When Elmer telephoned Eversley, Monday morning, to explain his sickness, the deacon snapped, "All right. Got somebody else."

"But, well, say, Dean Trosper thought you and the committee might like to talk over a semi-permanent arrangement—"

"Nope, nope, nope."

Returned to Babylon, Elmer went at once to the office of the dean.

One look at his expression was enough.

The dean concluded two minutes of the most fluent description with:

"—the faculty committee met this morning, and you are fired from Mizpah. Of course you remain an ordained Baptist minister. I could get your home association to cancel your credentials, but it would grieve them to know what sort of a lying monster they sponsored. Also, I don't want Mizpah mixed up in such a scandal.
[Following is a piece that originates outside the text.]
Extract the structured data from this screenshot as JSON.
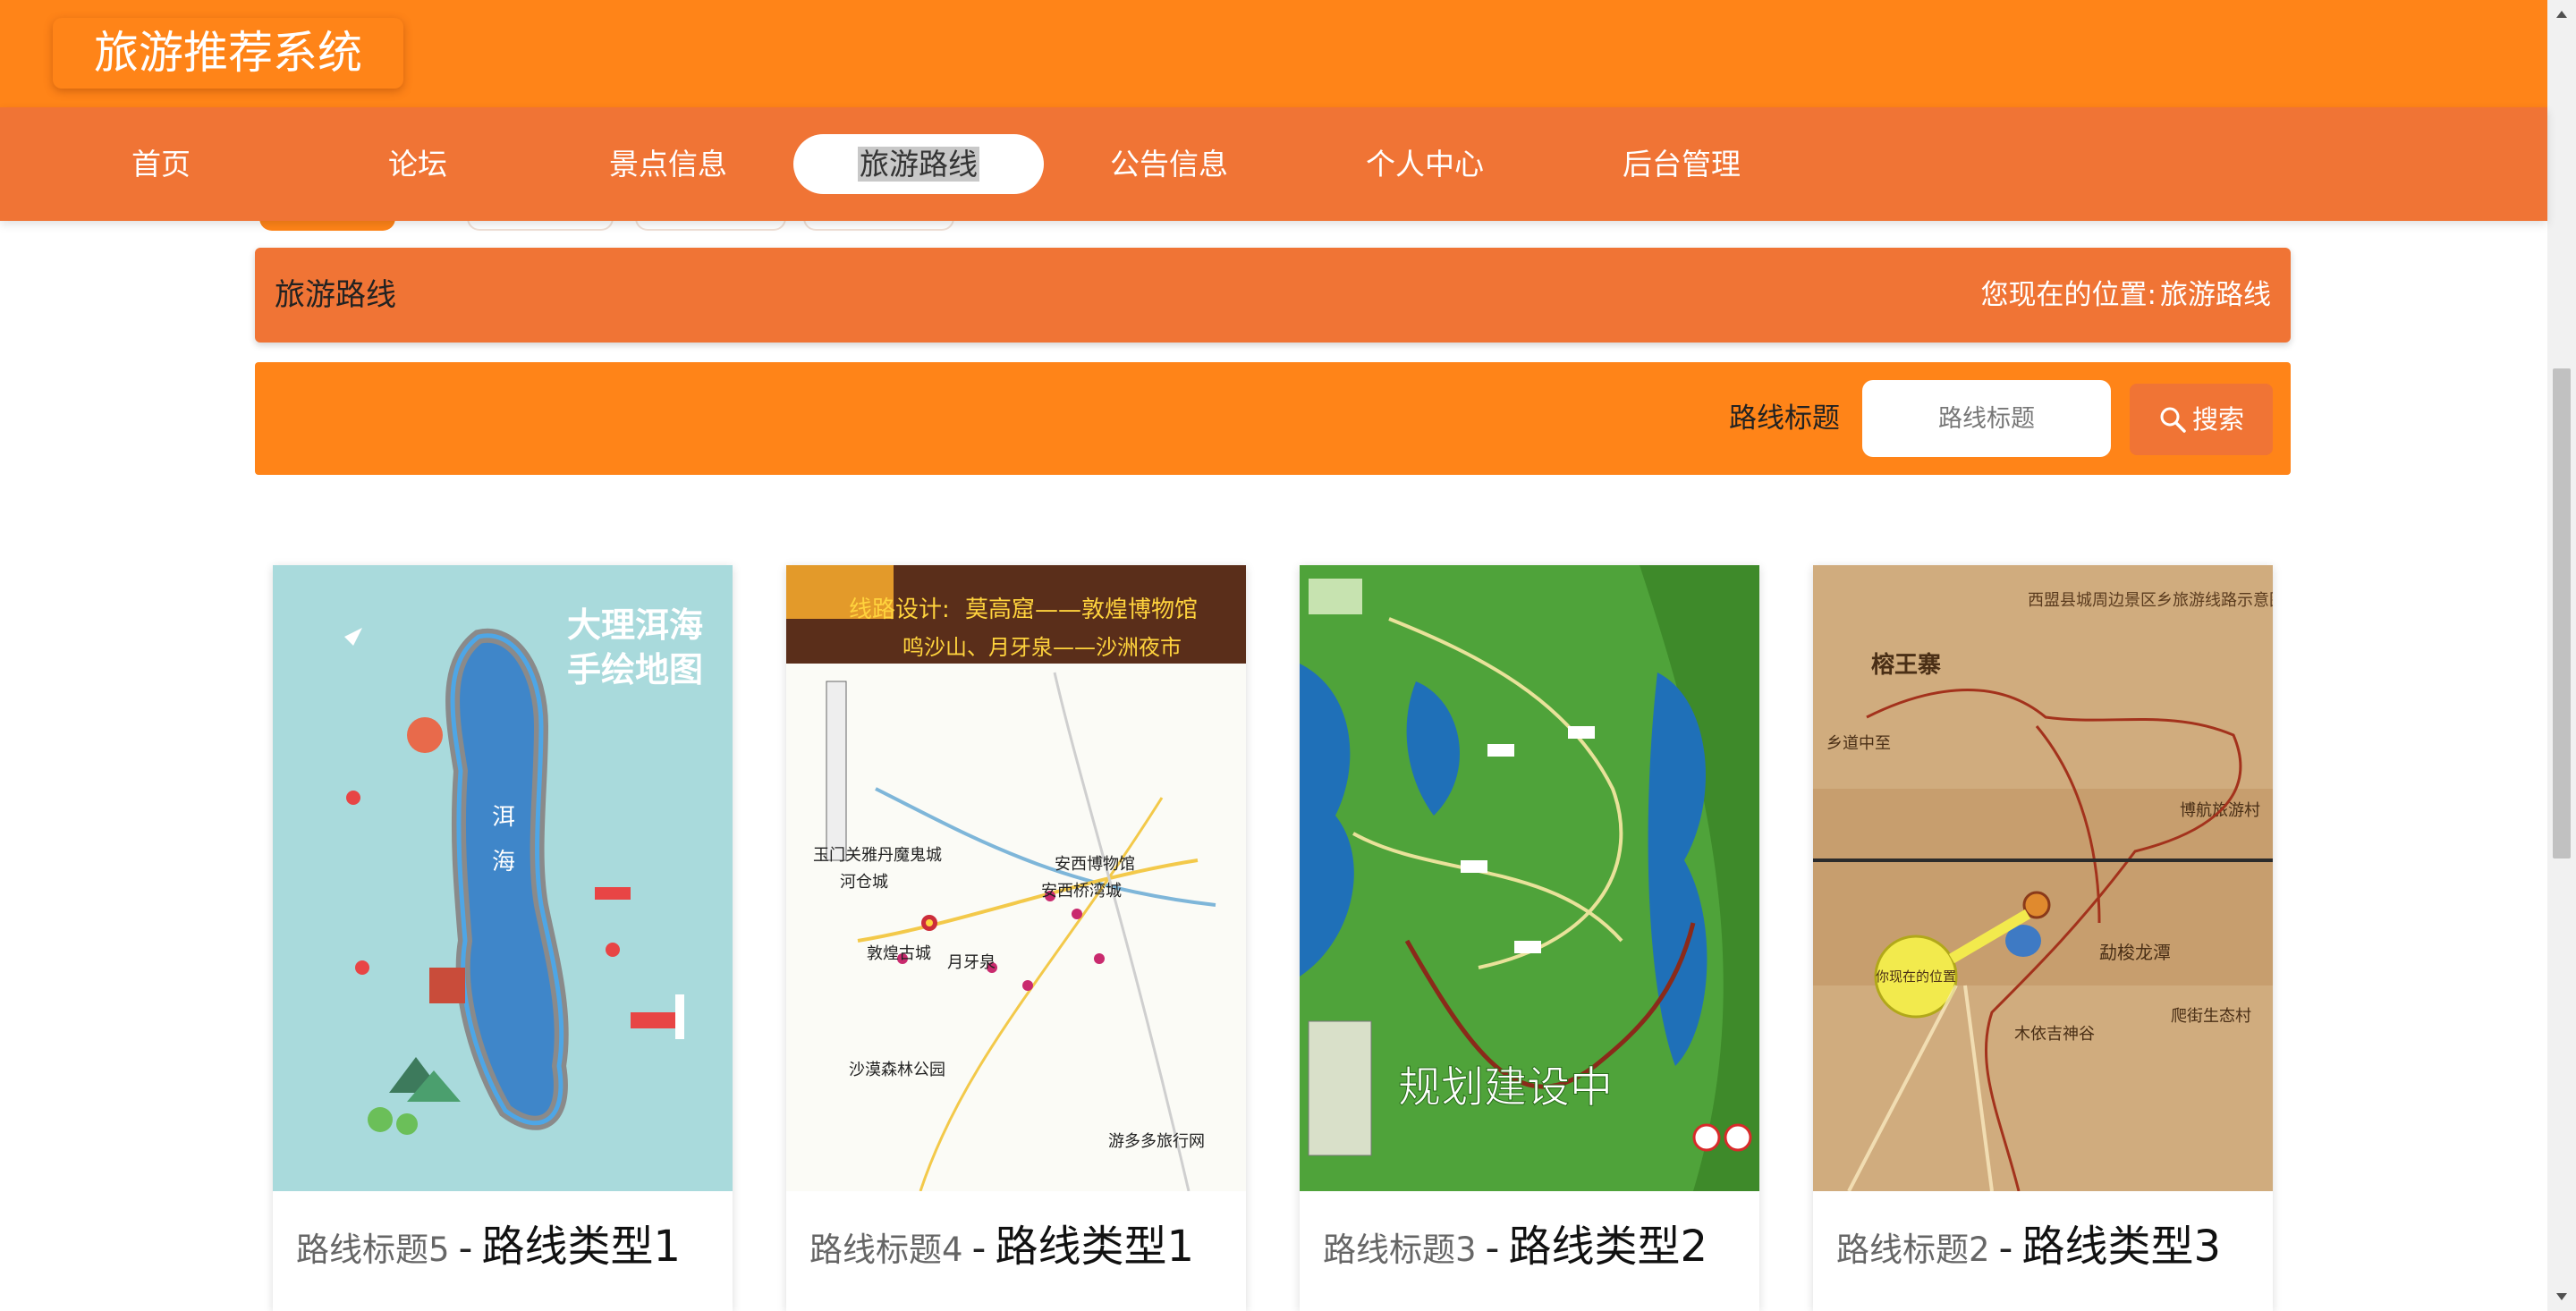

But if I ever hear of you in any Baptist pulpit, I'll expose you. Now I don't suppose you're bright enough to become a saloon-keeper, but you ought to make a pretty good bartender. I'll leave your punishment to your midnight thoughts."

Elmer whined, "You hadn't ought—you ought not to talk to me like that! Doesn't it say in the Bible you ought to forgive seventy times seven—"

"This is eighty times seven. Get out!"

So the Reverend Mr. Gantry surprisingly ceased to be, for practical purposes, a Reverend at all.

He thought of fleeing to his mother, but he was ashamed; of fleeing to Lulu, but he did not dare.

He heard that Eddie Fislinger had been yanked to Schoenheim to marry Lulu and Floyd Naylor . . . a lonely grim affair by lamplight.

"They might have ast me, anyway," grumbled Elmer, as he packed.

He went back to Monarch and the friendliness of Ad Locust. He confessed that he had been a minister, and was forgiven. By Friday that week Elmer had become a traveling salesman for the Pequot Farm Implement Company.